The output stream has the standard output (stdout) from your code. The error stream has logging messages from the your code/library.

  • Log streams:

    • Driver log streams have <jr>, where <jr> is the job run ID.

    • Executor log streams have <jr>_<g>, where <g> is the task ID for the executor. You can look up the executor task ID in the driver error log.

The default log groups for AWS Glue version 2.0 are as follows:

  • /aws-glue/jobs/logs/output for output

  • /aws-glue/jobs/logs/error for errors

When a security configuration is provided, the log group names change to:

  • /aws-glue/jobs/<security configuration>-role/<Role Name>/output

  • /aws-glue/jobs/<security configuration>-role/<Role Name>/error

On the console the Logs link points to the output log group and the Error link points to the error log group. When continuous logging is enabled, the Logs links points to the continuous log group, and the Output link points to the output log group.

Logging Rules

Note

In AWS Glue version 2.0, an issue with continuous logging requires that you create the log group before using the continuous logging feature. To work around this issue, you must create the default logging groups or customer log groups specified by --continuous-log-logGroup, otherwise the continuous log streams will not show up. AWS is working to address this issue.
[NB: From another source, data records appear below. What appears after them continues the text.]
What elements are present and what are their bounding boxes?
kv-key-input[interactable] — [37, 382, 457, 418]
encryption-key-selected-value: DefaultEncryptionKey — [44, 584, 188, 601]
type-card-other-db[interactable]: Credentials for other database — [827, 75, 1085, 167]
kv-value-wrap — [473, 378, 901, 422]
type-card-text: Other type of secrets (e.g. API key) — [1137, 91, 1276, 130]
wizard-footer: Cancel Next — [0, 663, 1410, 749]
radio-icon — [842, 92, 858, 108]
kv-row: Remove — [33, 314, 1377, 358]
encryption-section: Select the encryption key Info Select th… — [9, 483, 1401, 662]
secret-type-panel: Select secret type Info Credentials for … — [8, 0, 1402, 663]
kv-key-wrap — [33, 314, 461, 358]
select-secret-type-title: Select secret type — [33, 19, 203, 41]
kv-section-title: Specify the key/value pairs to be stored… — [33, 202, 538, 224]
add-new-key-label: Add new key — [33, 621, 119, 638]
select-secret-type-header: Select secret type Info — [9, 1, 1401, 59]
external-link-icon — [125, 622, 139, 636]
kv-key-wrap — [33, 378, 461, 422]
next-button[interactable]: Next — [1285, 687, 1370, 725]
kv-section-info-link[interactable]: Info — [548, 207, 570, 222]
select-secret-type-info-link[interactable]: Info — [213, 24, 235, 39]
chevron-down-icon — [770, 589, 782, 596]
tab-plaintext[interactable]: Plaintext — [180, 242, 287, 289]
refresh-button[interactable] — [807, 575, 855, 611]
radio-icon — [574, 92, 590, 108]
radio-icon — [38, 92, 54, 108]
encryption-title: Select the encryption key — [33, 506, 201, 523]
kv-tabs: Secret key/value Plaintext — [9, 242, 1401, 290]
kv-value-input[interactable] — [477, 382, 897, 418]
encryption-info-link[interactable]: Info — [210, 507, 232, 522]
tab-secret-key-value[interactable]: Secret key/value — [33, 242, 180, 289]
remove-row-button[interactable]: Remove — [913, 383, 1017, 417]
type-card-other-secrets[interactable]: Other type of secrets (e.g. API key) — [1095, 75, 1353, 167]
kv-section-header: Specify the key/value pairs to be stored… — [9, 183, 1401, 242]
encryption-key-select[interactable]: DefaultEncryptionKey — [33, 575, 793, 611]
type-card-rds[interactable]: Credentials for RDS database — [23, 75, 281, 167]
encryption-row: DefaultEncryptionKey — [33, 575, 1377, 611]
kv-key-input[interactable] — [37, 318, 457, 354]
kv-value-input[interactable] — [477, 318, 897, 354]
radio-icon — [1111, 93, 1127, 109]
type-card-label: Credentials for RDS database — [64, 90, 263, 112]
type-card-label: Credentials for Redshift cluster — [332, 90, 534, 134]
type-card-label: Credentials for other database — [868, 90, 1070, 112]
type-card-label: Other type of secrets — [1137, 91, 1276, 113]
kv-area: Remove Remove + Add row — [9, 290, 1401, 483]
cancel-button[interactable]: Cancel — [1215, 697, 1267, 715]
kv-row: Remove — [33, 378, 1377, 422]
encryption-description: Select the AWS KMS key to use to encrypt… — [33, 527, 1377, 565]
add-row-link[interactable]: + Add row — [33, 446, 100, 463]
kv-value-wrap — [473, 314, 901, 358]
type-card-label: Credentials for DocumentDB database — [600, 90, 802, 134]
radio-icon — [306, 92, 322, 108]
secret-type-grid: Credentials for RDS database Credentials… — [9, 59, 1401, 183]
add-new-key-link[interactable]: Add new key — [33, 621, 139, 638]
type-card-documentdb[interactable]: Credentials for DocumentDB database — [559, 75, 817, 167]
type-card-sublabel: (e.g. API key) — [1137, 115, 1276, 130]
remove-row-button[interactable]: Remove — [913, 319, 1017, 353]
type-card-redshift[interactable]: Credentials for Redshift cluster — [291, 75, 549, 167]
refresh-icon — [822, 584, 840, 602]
The default log groupname for continuous logging is /aws-glue/jobs/logs-v2.

In AWS Glue version 2.0, continuous logging has the same behavior as in AWS Glue version 1.0:

  • Default log group: /aws-glue/jobs/logs-v2

  • Driver log stream: <jr>-driver

  • Executor log stream: <jr>-<executor ID>

    The log group name can be changed by setting --continuous-log-logGroupName

    The log streams name can be prefixed by setting --continous-log-logStreamPrefix

Features Not Supported

The following AWS Glue features are not supported:

  • Development endpoints

  • FindMatches machine learning transforms

  • AWS Glue streaming ETL jobs

  • AWS Glue version 2.0 does not run on Apache YARN, so YARN settings do not apply

  • AWS Glue version 2.0 does not have a Hadoop Distributed File System (HDFS)

  • AWS Glue version 2.0 does not use dynamic allocation, hence the ExecutorAllocationManager metrics are not available

  • For AWS Glue version 2.0 jobs, you specify the number of workers and worker type, but do not specify a maxCapacity.